By Agencies in Washington (China Daily) Updated: 2017-02-16 07:06

The two men have known each other since the 1980s

US President Donald Trump was scheduled to host Israeli Prime Minister Benjamin Netanyahu at the White House on Wednesday, their first meeting since the inauguration and one that promises to shape the contours of Middle East policy for the years ahead.

On the agenda are some of the region's most volatile issues: the war in Syria, the Iran nuclear file and the Israeli-Palestinian conflict, including Israel's settlement-building on occupied land and whether a Palestinian state will emerge.

Netanyahu, under investigation at home over allegations of abuse of office, spent much of Tuesday huddled with senior advisers in Washington preparing for the talks.

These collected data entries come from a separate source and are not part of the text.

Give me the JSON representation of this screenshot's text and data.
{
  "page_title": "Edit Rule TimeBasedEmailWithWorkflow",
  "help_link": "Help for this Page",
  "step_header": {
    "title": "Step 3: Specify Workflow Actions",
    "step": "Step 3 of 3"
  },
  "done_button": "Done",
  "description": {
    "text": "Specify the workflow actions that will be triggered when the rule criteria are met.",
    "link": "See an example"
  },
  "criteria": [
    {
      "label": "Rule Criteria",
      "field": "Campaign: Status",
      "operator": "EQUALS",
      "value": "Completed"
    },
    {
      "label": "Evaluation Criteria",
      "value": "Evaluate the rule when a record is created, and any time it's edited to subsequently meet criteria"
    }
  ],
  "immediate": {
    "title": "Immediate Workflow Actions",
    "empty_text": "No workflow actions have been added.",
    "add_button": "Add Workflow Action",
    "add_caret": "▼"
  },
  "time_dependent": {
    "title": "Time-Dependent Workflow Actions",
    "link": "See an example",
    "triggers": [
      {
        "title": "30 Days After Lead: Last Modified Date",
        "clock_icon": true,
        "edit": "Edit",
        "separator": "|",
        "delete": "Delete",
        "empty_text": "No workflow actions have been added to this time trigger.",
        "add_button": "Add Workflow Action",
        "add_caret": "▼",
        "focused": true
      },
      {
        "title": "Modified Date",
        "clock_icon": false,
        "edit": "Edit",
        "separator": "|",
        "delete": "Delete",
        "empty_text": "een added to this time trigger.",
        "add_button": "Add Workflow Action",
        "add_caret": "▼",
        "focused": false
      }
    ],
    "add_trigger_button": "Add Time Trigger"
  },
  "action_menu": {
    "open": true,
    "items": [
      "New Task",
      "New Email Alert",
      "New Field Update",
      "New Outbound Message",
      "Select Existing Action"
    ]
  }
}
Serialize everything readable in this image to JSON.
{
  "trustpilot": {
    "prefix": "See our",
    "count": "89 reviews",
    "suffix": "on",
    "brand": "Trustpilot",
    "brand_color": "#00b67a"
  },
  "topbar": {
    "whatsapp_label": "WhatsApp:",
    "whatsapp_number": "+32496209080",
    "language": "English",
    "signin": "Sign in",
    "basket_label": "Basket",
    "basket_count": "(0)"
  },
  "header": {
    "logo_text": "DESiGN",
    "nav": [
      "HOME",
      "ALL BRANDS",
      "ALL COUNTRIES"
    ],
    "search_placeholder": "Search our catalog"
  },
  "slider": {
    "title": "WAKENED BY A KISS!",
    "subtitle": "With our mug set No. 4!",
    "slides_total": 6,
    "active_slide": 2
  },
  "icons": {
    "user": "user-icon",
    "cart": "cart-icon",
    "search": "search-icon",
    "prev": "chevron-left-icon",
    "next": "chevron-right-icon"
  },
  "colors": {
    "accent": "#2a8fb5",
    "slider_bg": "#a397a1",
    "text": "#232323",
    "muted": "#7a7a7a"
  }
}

Officials said they wanted no gaps to emerge between US and Israeli thinking during the scheduled two-hour Oval Office meeting.

Attention will also be paid to body language. While the two men have known each other since the 1980s, Trump has shown a tendency when meeting other leaders to throw them off balance with lengthy, domineering handshakes.

For Netanyahu, a conservative who has spent 11 years in power but never previously overlapped with a Republican president, the gathering is an opportunity to reset ties after a frequently combative relationship with Barack Obama.

Dennis Ross, an Iran specialist, said both parties had a vested interest in a successful meeting.

"It's going to succeed in no small part because both President Trump and Prime Minister Netanyahu have a very big stake in wanting to demonstrate that whatever the problems were with the last administration, they are now gone," Ross said. "And that in no small part they were attributable to the last administration, meaning to president Obama."

Common ground?

Social media exchanges suggested a budding bromance between Netanyahu and Trump, who has pledged to be the "best friend" Israel has ever had in the White House. But the US president has more recently tempered his pro-Israel stance.

Trump, who has been in office less than four weeks and has already been immersed in problems including the forced resignation of his national security adviser, brings with him an unpredictability that Netanyahu's staff hope will not impinge on the discussions.

During the election campaign, Trump was pro-Israel in his rhetoric, promising to move the US embassy from Tel Aviv to Jerusalem, backing David Friedman, a supporter of settlements, as his Israeli envoy and saying that he would not put pressure on Israel to negotiate with the Palestinians.

That tune, which was music to Netanyahu's ears and to the increasingly restive right-wing within his coalition, has since changed, making Wednesday's talks critical for clarity.